Ahead of the rally Trump said in a fundraising pitch that he had come up with something better than being stuck in a room "with a bunch of fake news liberals who hate me." He said he would rather spend the evening "with my favorite deplorables."
During the 2016 campaign, Clinton drew laughs when she told supporters at a private fundraiser that half of Trump supporters could be lumped into a "basket of deplorables" -- denouncing them as "racist, sexist, homophobic, xenophobic, Islamophobic, you name it."
Clinton later did a partial rollback, said she had been "grossly generalistic" and regretted saying the label fit "half" of Trump's supporters. But she didn't back down from the general sentiment.
Trump soon had the video running in his campaign ads, and his supporters wore the "deplorable" label as a badge of honor.
Trump repeatedly weaved back into immigration and his support for a border wall throughout the speech.
"If we don't get border security, we're going to have no choice, we'll close down the country," Trump said.
He accused Democrats of not wanting to secure the border and keep violent criminals out of the country.
"Debbie Stabenow is one of the leaders for weak borders and letting people in. I don't know how she gets away with it," Trump said. "A vote for a Democrat in November is a vote for open borders and crime. It's very simple.
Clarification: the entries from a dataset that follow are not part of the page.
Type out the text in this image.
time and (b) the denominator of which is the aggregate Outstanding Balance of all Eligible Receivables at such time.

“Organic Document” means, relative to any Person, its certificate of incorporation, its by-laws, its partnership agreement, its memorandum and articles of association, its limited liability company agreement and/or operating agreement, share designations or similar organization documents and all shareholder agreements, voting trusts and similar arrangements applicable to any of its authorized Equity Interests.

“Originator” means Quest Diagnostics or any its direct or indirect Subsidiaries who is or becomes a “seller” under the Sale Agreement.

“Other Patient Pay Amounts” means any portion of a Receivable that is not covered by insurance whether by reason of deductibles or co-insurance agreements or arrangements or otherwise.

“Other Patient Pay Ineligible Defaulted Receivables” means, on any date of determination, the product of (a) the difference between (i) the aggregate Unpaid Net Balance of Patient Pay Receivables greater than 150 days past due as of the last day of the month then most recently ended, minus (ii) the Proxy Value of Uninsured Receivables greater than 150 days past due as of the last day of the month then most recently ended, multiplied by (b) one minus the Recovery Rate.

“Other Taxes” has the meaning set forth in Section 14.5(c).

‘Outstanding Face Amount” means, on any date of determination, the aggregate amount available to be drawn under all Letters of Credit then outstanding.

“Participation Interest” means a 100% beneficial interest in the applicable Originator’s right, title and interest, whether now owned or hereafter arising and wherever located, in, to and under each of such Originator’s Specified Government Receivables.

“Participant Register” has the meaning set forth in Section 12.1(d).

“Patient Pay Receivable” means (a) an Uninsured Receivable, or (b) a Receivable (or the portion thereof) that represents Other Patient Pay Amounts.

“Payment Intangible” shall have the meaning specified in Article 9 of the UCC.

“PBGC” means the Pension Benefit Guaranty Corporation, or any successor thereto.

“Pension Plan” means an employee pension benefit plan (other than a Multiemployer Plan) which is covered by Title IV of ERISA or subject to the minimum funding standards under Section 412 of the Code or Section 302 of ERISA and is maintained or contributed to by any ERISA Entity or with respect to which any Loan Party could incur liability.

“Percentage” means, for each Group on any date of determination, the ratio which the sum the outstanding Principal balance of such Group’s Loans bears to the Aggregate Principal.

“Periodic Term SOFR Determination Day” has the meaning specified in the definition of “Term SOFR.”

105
It's also a vote for much higher taxes."
Macomb County, the site of Trump's rally, is among the predominantly white counties known as a base for "Reagan Democrats" -- blue-collar voters who abandoned the Democratic Party for Ronald Reagan, but who can be intriguingly movable.
Democrat Barack Obama won the county twice in his White House runs, then Trump carried it by more than 11 percentage points.